I sat in my hometown church and reflected on Uncle Manuel and others who have passed. I saw more giants (some of whom I hadn’t seen in 20 years) and they embraced me warmly. I heard the familiar hymns and chants, and smelled the incense. I was comforted by the ceremony and tradition of the service, and I smiled. I thought of how much my church has made me the person I am today. How the people of that church impacted me. And how maybe I could be a giant in someone’s eyes someday, too. I should be so lucky.

Monday, May 4, 2015

To Be A Better Daughter

Sometimes, we get so caught up in how WE feel and how hard something is for US, we forget about those around us. Or worse, we cast blame and aggravation on them for our stress, overlooking how they may feel. And then, sometimes, something happens that puts the proverbial mirror in front of your face, and you don’t much like what you see. That happened to me today.

After a fun and celebratory weekend at the Apple Blossom festival in my hometown, I spent an extra night with my Mom to take her to the Doctor the next morning. After all, she’s confused and forgetful and probably won’t remember what to ask the Doctor or what he says in return. I dutifully agree to take her. It’s what good daughters do.

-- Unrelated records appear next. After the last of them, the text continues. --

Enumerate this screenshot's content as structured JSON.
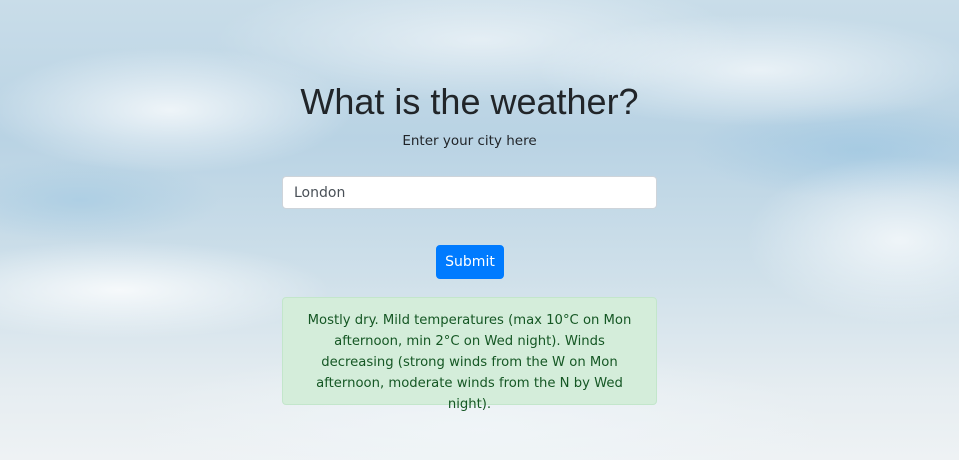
{
  "header": {
    "title": "What is the weather?",
    "subtitle": "Enter your city here"
  },
  "form": {
    "city_value": "London",
    "submit_label": "Submit"
  },
  "result": {
    "forecast_text": "Mostly dry. Mild temperatures (max 10°C on Mon afternoon, min 2°C on Wed night). Winds decreasing (strong winds from the W on Mon afternoon, moderate winds from the N by Wed night)."
  },
  "colors": {
    "button_bg": "#007bff",
    "alert_bg": "#d4edda",
    "alert_text": "#155724",
    "alert_border": "#c3e6cb"
  }
}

We leave early (2 hours before her appt) to ensure her lab results will be ready in time. On the way, she tells me again to avoid this one stoplight, which exit to take, where to turn and where to park, even though I already know. Sigh. Her lab work is completed quickly and we have 90 minutes to kill. We grab breakfast in the coffee shop. She offers me half of her sweet roll, three times. I decline, three times. Sigh.

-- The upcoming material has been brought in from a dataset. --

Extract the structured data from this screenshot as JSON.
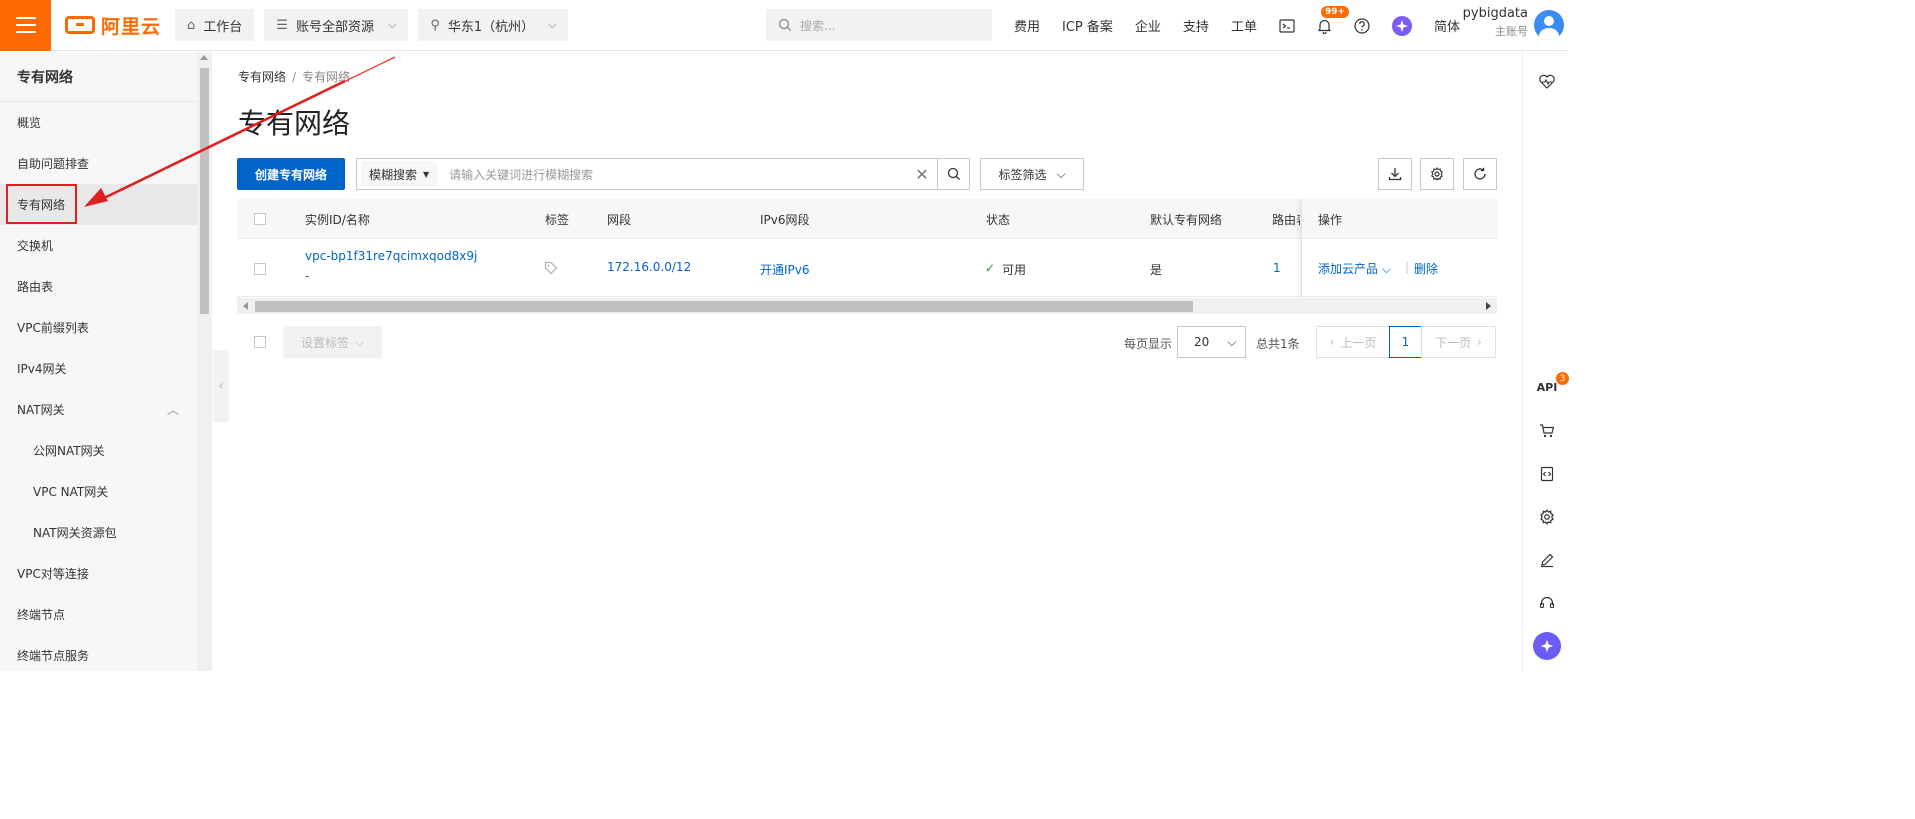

The nurse calls us back – weighs, measures, checks BP, etc. – all the while conversing pleasantly with Mom. The Doctor examines Mom, reviews meds, asks questions, and then turns to chat with her. This (and the 3-word test) is obviously an important part of assessing her mental health and well-being.

It’s direct and it’s raw. Watching your mother become emotional (and, yes, cry) when she responds to the Doctor’s question –  “How is Tom doing?” – is a humbling thing. In that instant, I saw her not as my fretting and forgetful mother who can exasperate me; rather, I saw her as an aging and tired woman who is deeply saddened and stressed to see her love in such an awful state. She is scared and lonely and hates getting old. I now understand this on a deeper level than I did just an hour ago.

Daddy’s infirmity has, subconsciously, superseded my concerns about Mom’s health. His obvious physical decline overshadows Mom’s mental state because, truly, she seems fine – a little flighty and forgetful, but fine. She’s not. She is watching the man she loves, her partner of 50+ years, fall prey to a horrific, insidious disease. The stress must be unbearable. She compensates by being pleasant and funny, and doting on her dog, and engaging anyone who will speak to her.

What the hell is wrong with me? How can I not see her challenges? How can I possibly twist her eccentricities into something that’s all about me? While I may not intend it to be awful and selfish…there it is.

Watching other people interact with my mother – treating her with kindness and patience – illuminates for me some unflattering shortcomings as a daughter.  Seeing her profound emotional reaction at her Doctor’s appt, yanks me back to where I need to be for her. I need to be present and kind and unyielding in my support of her. I need to clean out her fridge without admonishment. I need to purge her closet with jovial reminiscings. I need to be grateful for my time with her.


So, we go to lunch. We have a glass of wine and sit in the sunshine. We have a lovely, lovely afternoon together. I have the same conversation with her multiple times and smile; I answer the same question 3 times without changing the cadence of my voice; I listen to familiar stories with renewed engagement; and, I thank the Lord that she is still with me, that she knows me, and that she loves me, in spite of my dumbassery.